ナミの扱いが悪いのでナミ好きなかたは注意!
暇さえあれば部屋にこもって修業ばかりしていた男が、ある日を境に甲板に出てくることが多くなった。
そして普段から険しい顔が標準である男が、ある日を境に穏やかな顔をして笑うようになった。
そんな露骨なまでの変わりようをした男を横目で見ながら、ナミは日誌をつける。
男ーゾローは、弾みながら歌うブルックの傍に今日もいて。昼寝すら惜しんで、ブルックを見ている。
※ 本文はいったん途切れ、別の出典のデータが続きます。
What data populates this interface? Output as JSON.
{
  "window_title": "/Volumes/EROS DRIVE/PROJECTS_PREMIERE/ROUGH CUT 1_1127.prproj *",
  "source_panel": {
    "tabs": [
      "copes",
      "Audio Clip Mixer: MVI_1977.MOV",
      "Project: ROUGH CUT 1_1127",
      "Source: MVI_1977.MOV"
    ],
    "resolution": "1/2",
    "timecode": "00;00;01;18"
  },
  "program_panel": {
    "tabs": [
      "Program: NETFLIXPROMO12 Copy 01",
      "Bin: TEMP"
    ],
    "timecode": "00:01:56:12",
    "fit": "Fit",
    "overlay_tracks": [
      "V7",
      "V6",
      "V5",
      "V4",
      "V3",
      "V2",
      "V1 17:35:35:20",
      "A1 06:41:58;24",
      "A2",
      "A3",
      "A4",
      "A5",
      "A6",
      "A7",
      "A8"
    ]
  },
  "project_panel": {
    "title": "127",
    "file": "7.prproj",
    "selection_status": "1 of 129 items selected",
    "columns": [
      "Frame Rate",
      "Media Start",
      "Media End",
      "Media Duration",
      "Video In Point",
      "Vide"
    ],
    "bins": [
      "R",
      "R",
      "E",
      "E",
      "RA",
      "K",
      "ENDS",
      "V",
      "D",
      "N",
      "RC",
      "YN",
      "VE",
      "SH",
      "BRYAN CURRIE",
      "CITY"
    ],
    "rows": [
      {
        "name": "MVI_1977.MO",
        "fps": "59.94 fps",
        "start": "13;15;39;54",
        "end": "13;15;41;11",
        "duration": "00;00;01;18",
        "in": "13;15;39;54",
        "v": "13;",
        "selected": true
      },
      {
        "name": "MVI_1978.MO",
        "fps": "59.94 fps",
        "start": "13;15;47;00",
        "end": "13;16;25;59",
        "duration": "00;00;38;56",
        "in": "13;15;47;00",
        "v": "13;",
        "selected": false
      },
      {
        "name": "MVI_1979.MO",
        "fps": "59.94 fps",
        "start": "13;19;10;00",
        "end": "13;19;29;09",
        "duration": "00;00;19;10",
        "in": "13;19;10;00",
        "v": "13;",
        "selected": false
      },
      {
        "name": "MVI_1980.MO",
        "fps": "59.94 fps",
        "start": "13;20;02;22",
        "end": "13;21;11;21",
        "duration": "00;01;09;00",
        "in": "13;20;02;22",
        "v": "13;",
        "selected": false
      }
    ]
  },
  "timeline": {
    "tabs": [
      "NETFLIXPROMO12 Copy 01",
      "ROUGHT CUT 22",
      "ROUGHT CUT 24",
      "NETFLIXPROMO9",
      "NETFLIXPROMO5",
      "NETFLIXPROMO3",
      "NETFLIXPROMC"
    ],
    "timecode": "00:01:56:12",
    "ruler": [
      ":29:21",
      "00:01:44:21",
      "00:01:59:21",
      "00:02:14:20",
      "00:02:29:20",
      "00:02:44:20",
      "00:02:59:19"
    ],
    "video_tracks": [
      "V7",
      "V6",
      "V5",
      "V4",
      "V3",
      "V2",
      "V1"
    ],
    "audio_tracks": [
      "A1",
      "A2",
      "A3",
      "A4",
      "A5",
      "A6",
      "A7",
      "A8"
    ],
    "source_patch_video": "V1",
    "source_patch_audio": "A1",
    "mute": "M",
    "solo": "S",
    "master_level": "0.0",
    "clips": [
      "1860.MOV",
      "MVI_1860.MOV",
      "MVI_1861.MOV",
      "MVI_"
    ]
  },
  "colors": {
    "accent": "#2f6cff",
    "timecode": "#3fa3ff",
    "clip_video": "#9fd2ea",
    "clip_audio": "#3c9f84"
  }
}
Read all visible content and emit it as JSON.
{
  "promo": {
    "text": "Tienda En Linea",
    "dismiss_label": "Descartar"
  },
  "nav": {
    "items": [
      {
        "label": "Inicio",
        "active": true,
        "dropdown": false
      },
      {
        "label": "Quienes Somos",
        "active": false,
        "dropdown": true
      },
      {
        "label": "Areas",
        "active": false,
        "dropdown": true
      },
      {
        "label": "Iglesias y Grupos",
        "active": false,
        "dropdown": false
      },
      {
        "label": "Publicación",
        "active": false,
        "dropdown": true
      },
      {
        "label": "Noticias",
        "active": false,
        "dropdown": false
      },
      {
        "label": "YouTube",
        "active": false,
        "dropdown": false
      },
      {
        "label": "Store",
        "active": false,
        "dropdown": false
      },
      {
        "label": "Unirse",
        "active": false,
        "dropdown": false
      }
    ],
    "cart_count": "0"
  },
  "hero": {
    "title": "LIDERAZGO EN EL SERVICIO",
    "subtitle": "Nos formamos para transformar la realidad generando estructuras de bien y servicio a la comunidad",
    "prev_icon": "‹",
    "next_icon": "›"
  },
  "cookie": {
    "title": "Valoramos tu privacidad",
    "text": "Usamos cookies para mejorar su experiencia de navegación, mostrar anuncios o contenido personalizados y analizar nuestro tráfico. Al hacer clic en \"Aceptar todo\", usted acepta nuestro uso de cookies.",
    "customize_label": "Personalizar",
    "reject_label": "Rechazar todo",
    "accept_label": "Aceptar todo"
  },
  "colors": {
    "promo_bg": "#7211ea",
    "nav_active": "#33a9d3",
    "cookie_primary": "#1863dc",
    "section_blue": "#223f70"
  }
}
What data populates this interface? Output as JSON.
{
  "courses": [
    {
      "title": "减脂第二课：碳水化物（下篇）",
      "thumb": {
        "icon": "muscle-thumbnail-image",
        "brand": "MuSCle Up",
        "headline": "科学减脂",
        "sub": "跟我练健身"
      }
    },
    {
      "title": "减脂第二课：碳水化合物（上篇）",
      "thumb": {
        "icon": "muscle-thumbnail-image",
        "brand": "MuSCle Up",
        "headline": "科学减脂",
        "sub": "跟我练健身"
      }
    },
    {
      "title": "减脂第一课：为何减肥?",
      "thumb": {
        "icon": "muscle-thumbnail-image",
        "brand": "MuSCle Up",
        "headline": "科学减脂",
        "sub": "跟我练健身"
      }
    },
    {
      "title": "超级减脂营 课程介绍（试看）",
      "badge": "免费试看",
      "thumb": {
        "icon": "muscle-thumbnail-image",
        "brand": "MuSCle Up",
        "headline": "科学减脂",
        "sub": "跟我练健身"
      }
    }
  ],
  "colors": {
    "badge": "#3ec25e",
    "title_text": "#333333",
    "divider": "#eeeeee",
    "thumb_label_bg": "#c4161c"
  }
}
楽しそうに、優しげに。そして多分に愛しさを込めて、ただ一人をゾロは見ている。
(・・・・どこがイイのやら・・・・。)
50年前の約束を果たそうとする意志の強さは人として尊敬できるし、音楽の腕前もすごいと素直に感嘆できる。
人柄も悪くないから、仲間としてなら好意と共に受け入れられる彼は。だけど、外見は骸骨だ。
かろうじてアフロは残っているけれど、あとは骨ばかりの彼を。恋愛対象として見るゾロが、信じられない。
(・・・・・イイ女が、ここにいるのに。何で、ブルックなわけ?)
失礼な話だが、自分が彼に劣っているとは思えない。ナミは女でスタイルだって悪くない生身で、ブルックは男で骸骨だ。
だから、ナミとブルックのどちらかを恋人にしなければならないならどちらを選ぶ?という質問に大抵の男は、ナミを迷わず選ぶだろうが。・・・・・・ブルックにアンコールを頼むゾロは、迷わずブルックを選ぶのだろう。
(・・・・どこ、がイイのやら・・・。)
全くもってブルックの何がイイのか、さっぱり分からないナミは。だから、思考を放棄して立ち上がり。
「サンジ君、飲み物頼める?」
気分転換を兼ねた、逃亡をすることにした。
・・・・これ以上、あんな甘い顔をしたゾロを見るのが嫌で早足になるナミの背に届く歌もなんだか甘いものだから、もしかしたら両思いなのかと浮かんだ考えを振り切るようにして二人から離れてから。
空を仰いで、盛大なため息をナミはついて自嘲する。